La semaine dernière, les autres majors – l’américain Chevron, l’anglo-néerlandaise Shell et la française Total- ont elles aussi publié de bons chiffres, parfois supérieurs aux prévisions de la communauté financière. Seul ExxonMobil, la plus grosse compagnie cotée, a déçu avec un bénéfice en hausse de 16 %, mais inférieur aux attentes.

Des cours « solidement ancrés »

Plus de deux ans après le plus-bas, touché en janvier 2016, les cours de l’or noir paraissent désormais « solidement ancrés » à un niveau« normalisé », estiment les analystes d’UBS. Le baril de Brent de la mer de Nord s’échangeait en moyenne à 67 dollars au cours des trois premiers mois de l’année, en hausse de plus de 20 % sur un an.  La progression s’est poursuivie en avril, le cour du Brent dépassant 75 dollars mardi .

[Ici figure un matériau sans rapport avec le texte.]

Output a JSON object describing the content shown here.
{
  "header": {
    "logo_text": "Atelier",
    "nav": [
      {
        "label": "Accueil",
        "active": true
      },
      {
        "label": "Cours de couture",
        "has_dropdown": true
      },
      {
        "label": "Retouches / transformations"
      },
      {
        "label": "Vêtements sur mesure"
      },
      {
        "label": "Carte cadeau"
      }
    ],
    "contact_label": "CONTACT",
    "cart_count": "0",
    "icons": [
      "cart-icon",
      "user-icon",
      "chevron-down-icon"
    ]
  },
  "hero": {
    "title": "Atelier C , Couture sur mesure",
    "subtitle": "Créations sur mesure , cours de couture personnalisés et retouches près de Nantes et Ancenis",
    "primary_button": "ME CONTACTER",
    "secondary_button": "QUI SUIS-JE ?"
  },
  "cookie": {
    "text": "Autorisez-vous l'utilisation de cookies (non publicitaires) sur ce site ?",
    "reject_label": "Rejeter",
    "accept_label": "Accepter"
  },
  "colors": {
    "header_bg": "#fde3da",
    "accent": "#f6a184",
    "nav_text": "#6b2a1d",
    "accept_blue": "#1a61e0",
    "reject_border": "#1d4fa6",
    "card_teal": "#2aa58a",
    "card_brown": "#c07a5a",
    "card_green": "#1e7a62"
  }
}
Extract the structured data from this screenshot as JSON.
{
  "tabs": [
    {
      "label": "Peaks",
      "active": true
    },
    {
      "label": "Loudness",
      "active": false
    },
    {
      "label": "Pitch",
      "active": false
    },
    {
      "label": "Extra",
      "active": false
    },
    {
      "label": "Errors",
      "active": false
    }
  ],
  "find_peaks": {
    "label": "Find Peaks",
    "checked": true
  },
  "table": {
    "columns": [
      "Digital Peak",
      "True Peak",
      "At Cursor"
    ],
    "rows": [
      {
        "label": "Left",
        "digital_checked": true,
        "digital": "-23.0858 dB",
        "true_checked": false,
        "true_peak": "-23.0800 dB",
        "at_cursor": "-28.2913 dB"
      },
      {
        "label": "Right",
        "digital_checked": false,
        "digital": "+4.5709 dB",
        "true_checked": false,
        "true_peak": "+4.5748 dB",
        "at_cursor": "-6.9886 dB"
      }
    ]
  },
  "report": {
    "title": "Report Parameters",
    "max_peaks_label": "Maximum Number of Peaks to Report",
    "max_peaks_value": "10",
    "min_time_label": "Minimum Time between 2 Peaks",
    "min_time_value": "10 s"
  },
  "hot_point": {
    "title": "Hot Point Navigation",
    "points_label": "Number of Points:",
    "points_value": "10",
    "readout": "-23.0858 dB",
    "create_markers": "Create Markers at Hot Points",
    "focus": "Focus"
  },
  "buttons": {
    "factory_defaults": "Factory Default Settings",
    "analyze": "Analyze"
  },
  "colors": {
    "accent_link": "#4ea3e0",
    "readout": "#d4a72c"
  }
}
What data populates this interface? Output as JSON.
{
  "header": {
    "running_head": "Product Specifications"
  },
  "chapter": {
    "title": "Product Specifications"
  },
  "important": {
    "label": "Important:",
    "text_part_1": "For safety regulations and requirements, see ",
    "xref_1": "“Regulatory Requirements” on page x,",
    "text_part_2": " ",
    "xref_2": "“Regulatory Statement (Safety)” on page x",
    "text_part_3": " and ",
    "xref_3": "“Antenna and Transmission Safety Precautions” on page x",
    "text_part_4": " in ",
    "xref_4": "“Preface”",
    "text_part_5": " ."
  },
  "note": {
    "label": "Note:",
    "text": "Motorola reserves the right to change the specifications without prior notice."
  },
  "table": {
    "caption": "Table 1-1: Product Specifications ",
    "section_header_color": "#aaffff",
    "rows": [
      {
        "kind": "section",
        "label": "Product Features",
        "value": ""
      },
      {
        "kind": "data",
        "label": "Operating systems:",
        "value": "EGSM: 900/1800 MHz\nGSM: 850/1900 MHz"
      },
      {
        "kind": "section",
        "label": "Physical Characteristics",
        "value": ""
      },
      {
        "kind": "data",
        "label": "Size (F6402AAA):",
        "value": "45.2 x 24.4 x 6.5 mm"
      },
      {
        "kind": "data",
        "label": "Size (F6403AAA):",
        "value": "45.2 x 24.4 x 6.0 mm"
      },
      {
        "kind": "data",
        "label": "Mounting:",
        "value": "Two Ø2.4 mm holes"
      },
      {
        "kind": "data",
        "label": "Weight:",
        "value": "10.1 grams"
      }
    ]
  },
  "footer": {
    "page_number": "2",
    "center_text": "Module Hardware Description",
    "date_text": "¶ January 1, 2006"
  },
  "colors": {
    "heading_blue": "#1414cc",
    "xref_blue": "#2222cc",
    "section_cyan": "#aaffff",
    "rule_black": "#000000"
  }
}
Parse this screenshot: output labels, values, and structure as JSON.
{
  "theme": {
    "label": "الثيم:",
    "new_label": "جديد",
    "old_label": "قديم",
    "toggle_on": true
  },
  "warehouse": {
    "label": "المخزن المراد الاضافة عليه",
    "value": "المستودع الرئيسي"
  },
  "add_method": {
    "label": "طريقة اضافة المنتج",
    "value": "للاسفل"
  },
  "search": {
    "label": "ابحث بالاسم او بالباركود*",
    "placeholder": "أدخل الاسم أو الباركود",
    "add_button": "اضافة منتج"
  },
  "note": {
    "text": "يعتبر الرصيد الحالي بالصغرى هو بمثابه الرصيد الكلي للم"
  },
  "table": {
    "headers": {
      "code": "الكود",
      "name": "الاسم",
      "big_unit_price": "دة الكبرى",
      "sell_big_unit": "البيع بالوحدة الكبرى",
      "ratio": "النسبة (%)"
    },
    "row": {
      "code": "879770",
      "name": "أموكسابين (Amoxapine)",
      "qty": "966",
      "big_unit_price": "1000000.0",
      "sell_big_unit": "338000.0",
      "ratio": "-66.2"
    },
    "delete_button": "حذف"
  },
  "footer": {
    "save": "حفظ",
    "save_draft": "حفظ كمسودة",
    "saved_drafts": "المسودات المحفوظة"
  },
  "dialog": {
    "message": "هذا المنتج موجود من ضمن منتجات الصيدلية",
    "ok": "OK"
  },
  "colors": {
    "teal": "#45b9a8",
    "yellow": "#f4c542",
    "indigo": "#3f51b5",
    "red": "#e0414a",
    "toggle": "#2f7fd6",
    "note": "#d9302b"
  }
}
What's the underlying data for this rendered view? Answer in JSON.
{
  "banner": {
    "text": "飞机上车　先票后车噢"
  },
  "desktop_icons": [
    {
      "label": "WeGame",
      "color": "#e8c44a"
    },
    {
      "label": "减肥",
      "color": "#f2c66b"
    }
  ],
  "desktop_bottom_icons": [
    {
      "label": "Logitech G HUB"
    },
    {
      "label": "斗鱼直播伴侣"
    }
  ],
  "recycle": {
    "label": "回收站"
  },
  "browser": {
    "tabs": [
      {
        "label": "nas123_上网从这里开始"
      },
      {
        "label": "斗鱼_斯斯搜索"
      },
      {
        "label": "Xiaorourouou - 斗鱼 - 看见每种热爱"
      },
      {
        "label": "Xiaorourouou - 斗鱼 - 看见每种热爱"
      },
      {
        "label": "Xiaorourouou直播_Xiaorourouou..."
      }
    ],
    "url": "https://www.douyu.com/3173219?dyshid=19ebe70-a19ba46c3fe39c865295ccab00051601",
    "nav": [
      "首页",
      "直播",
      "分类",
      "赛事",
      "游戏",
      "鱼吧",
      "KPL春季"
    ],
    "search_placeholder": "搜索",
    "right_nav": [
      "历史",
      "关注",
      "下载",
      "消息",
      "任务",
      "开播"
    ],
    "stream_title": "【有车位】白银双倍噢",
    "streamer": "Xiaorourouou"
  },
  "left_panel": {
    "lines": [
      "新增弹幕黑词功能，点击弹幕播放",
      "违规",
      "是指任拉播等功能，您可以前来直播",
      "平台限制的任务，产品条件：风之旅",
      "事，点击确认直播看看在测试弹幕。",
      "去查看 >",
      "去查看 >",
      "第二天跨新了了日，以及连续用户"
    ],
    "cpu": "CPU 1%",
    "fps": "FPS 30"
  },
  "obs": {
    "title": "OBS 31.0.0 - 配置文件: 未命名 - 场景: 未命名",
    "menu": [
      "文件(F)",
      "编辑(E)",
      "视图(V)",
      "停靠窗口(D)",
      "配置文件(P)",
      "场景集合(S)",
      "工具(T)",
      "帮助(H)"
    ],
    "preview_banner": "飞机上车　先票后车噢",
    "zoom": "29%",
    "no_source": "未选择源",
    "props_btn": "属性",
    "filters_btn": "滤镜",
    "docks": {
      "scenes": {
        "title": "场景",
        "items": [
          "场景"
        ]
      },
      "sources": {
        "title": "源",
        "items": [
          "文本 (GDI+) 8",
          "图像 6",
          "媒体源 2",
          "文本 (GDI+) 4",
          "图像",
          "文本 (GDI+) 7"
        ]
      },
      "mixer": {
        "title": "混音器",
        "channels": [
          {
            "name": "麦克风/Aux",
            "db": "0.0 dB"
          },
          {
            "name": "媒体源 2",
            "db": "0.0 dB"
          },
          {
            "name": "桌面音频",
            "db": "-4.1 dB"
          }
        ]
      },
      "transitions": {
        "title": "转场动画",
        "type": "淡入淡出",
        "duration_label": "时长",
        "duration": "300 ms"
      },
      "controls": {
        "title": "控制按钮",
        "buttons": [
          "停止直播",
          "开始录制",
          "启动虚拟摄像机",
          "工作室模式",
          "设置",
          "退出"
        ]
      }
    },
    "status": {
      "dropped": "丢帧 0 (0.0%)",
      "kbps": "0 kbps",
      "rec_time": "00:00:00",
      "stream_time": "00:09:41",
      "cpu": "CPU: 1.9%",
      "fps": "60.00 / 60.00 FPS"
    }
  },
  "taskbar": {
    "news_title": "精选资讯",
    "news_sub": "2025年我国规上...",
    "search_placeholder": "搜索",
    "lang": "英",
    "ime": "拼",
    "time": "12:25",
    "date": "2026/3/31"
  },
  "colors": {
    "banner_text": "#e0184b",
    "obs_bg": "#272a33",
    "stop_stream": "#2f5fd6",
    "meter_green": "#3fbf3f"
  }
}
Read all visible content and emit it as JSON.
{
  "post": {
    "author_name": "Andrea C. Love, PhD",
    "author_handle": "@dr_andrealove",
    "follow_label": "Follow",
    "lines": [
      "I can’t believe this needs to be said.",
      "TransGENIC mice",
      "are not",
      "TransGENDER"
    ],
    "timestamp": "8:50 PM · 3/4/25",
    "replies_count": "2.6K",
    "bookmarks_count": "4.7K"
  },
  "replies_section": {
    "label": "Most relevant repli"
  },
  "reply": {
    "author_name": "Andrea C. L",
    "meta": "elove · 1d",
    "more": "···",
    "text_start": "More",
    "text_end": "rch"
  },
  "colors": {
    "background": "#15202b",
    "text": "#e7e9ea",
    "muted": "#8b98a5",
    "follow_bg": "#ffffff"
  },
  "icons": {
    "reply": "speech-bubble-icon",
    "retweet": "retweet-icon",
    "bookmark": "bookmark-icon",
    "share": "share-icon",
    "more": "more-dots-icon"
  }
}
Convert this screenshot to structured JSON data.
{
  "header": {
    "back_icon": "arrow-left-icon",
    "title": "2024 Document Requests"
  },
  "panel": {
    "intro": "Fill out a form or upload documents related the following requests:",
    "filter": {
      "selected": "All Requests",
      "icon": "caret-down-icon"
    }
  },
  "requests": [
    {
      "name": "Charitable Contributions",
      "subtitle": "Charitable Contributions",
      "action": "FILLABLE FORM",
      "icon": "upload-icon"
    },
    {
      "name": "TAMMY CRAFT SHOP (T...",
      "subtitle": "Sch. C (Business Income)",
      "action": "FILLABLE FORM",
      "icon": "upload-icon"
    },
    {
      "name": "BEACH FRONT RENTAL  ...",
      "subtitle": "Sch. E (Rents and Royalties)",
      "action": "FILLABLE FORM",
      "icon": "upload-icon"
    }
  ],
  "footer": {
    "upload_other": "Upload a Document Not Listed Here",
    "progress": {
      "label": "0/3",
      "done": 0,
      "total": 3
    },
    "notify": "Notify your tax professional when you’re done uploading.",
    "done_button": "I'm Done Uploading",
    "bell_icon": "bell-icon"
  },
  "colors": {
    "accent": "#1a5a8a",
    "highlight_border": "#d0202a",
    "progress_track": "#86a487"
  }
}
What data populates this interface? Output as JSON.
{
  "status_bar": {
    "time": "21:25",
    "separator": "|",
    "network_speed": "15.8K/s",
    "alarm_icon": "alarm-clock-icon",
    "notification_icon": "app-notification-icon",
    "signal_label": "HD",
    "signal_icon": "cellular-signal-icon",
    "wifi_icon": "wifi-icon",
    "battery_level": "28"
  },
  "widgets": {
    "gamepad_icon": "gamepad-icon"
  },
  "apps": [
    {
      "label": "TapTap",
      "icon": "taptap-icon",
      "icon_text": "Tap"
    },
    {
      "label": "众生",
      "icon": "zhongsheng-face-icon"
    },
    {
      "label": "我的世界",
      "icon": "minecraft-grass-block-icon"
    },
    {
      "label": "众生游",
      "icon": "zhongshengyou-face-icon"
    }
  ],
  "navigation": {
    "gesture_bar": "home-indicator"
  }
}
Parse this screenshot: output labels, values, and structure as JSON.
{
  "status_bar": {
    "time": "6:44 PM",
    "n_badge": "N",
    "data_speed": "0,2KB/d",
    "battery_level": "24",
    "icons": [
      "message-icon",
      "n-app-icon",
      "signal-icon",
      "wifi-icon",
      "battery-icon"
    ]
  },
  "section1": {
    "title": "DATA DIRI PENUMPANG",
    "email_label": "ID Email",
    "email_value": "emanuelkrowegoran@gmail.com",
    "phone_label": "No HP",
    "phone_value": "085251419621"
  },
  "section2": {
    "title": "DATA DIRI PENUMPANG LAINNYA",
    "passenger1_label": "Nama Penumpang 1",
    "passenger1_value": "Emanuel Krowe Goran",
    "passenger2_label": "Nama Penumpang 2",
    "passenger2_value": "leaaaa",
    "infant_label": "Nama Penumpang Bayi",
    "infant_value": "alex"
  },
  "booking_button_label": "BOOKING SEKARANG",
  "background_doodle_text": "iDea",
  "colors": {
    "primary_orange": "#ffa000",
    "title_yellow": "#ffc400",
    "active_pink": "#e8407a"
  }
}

Les divisions exploration-production des compagnies pétrolières touchent les dividendes de cette remontée en flèche, d’autant qu’elles ont drastiquement réduit leurs coûts avec la chute des cours, et qu’elles n’ont pas relâché la pression depuis. Les majors profitent aussi de la demande mondiale soutenue pour les produits pétrochimiques dérivés du pétrole. Les marges dans le raffinage, en revanche, ont faibli, pâtissant, à l’inverse, de la hausse de cours du brut.

Record battu chez Total

Aujourd’hui, les majors pompent pétrole et gaz à un rythme plus que soutenu. Total a vu sa production d’hydrocarbures augmenter de plus de 5 % au premier trimestre, à 2,7 millions de barils équivalent pétrole par jour, du jamais-vu. Le précédent record datait de 2003. De nouveaux champs sont entrés en service, comme  le site de gaz naturel liquéfié de Yamal en Russie ou Moho Nord au Congo. Et Total intègre désormais la production du danois  Maersk Oil, dont l’acquisition vient d’être finalisée .

Patrick Pouyanné, le PDG, a légèrement relevé ses prévisions pour l’ensemble de l’année, où la production devrait augmenter de « plus de 6 % ».